Sponsored: Businesses must seize the opportunity to improve environmental performance through IT

There has been no single approach to improving sustainability performance.

29 August 2023

Joe Baguley, VP and CTO, EMEA, VMware.

Strong ESG (environmental, social, and governance) practice is good for business. Greater innovation, long-term talent retention, customer loyalty, enhanced revenues, increased resilience and reduced risk have all been ascribed to a greater focus on ESG. 

However, as organisations across industries, geographies and sizes allocate more resources toward improving ESG, the ways in which it’s practised are coming under greater scrutiny. 

There has been no single approach to improving sustainability performance. Businesses have evaluated the carbon footprint of their own operations, as well as their impact through customers, partners and the supply chain. Then they made strategic decisions on where best to direct their sustainability efforts.

As an example, rather than focusing on decarbonising their own operations, many financial institutions are directing their efforts towards their investment portfolios and in meeting various ESG indices set by the capital markets. The financial industry is having a huge impact on sustainability in general, as it channels investments into the ‘green economy’, where eco-friendly companies create sustainable products. 

The airline industry, one of the major sources of greenhouse gases, is also focusing efforts on where it can get the biggest impact — reducing the emissions created by aircraft. Airlines hope to achieve this by switching from traditional fossil-derived jet fuels to ones made from renewable sources. They are also looking to new materials to make their aircraft lighter and more aerodynamic, and hence less fuel hungry. 

The common thread is return on investment, but companies also need to go for the immediate wins, such as decarbonising their IT operations. R&D also needs to continue and strategies should be developed for bigger and more substantive changes to come.

MOVING IT UP THE ESG AGENDA

Many compute-intensive businesses have already turned their attention to the energy consumption of their digital infrastructure. These enterprises have moved workloads to the cloud to reduce their energy consumption and carbon footprint. 

But less IT-dependent sectors have placed it much lower on the ESG agenda and the IT estate could be a good place. After all, we know that IT contributes between 2.1% and 3.9% of global greenhouse gas emissions today, largely from datacentres. 

Digital twins, IoT systems, edge computing, AI and machine learning can provide huge sustainability benefits. 

But these technologies can have environmental impacts of their own. Training a single AI model can emit nearly five times the lifetime emissions of an average American car. Every element of the IT strategy, from current hardware requirements to cloud-optimised deployments, to digitalisation strategies needs to be carefully viewed through an ESG lens.

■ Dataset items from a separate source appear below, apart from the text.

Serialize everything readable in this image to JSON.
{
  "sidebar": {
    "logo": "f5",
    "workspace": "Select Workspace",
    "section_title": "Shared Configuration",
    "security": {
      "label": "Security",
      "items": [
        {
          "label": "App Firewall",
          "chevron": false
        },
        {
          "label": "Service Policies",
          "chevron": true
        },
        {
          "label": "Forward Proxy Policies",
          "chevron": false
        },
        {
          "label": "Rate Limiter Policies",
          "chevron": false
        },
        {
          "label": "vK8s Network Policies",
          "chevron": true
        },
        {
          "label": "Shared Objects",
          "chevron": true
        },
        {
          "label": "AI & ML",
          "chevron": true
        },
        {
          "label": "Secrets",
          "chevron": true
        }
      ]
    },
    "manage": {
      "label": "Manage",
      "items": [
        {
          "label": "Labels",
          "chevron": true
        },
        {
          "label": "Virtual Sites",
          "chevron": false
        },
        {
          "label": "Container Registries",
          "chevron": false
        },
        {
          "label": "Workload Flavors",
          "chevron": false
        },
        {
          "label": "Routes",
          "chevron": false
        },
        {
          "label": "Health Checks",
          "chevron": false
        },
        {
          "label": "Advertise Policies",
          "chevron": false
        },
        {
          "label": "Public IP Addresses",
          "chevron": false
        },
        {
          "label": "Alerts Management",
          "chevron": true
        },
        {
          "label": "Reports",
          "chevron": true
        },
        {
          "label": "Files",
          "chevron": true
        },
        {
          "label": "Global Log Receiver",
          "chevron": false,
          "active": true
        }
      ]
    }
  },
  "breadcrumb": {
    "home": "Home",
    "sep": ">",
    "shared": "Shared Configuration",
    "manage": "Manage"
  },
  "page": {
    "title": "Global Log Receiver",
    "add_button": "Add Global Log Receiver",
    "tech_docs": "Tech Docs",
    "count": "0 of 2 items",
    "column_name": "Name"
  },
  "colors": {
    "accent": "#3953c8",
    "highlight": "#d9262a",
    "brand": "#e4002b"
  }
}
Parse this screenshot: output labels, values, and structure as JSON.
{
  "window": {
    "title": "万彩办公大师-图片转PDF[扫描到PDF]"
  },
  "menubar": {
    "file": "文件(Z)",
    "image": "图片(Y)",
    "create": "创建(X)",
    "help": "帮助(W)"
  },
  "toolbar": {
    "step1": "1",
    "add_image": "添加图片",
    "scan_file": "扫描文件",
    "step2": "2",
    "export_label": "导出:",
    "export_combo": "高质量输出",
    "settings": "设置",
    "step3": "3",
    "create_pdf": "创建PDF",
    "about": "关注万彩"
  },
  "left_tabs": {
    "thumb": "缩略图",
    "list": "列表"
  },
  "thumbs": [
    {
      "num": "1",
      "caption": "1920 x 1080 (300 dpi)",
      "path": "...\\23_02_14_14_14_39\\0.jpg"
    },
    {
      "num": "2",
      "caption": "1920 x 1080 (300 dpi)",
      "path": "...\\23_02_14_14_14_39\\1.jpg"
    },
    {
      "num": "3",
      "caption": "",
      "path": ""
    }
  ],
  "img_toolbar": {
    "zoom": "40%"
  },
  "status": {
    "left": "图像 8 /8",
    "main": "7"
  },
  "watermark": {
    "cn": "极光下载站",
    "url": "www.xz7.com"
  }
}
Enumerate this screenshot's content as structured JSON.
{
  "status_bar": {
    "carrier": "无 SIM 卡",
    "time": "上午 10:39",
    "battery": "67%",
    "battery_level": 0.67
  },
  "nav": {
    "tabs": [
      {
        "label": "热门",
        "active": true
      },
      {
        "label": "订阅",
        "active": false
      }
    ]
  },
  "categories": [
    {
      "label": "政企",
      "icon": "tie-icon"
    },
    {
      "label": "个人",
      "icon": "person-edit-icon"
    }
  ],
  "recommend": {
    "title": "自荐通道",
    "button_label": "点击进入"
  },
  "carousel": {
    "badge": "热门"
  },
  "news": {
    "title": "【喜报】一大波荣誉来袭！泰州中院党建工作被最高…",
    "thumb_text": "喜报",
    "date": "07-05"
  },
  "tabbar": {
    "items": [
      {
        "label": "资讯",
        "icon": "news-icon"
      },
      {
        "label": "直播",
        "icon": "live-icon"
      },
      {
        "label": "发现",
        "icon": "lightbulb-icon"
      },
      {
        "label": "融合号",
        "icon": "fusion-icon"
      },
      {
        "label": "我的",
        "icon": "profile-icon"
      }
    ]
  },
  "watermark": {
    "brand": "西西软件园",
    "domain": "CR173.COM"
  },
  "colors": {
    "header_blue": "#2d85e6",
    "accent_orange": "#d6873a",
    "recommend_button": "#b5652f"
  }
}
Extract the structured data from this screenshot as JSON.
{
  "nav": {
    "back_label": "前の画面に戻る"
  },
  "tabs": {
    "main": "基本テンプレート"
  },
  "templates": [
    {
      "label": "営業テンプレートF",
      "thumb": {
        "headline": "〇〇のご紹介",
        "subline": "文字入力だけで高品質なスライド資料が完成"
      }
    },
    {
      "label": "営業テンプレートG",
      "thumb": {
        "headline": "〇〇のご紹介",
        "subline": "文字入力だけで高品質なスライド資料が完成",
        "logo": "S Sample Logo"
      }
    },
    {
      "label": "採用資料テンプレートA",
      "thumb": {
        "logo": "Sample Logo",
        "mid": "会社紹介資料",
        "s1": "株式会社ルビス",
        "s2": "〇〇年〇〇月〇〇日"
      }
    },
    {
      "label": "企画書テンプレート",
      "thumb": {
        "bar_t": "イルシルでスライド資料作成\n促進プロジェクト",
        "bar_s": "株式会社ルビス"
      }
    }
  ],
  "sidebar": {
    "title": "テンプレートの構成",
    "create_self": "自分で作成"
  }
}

Concurrently, we’re seeing a shift towards mandatory rather than voluntary sustainability, and regulations around corporate sustainability are getting tighter. For example, the EU’s Corporate Sustainability Reporting Directive (CSRD) is about modernising and strengthening rules regarding the environmental and social information that companies have to report. It will require around 50 000 large companies and listed SMEs to report in line with the European Sustainability Reporting Standards (ESRS).

It’s prudent to start laying the groundwork before legislation comes into force.

With digital technology perhaps the biggest enabler in driving carbon footprint reductions, we believe it is essential that IT leaders are engaged with ESG strategies. They can and should play a key role in delivering the solutions that have a long-term positive impact – on the environment as well as the business.

The time is now. The window of opportunity is open. It won’t stay that way forever.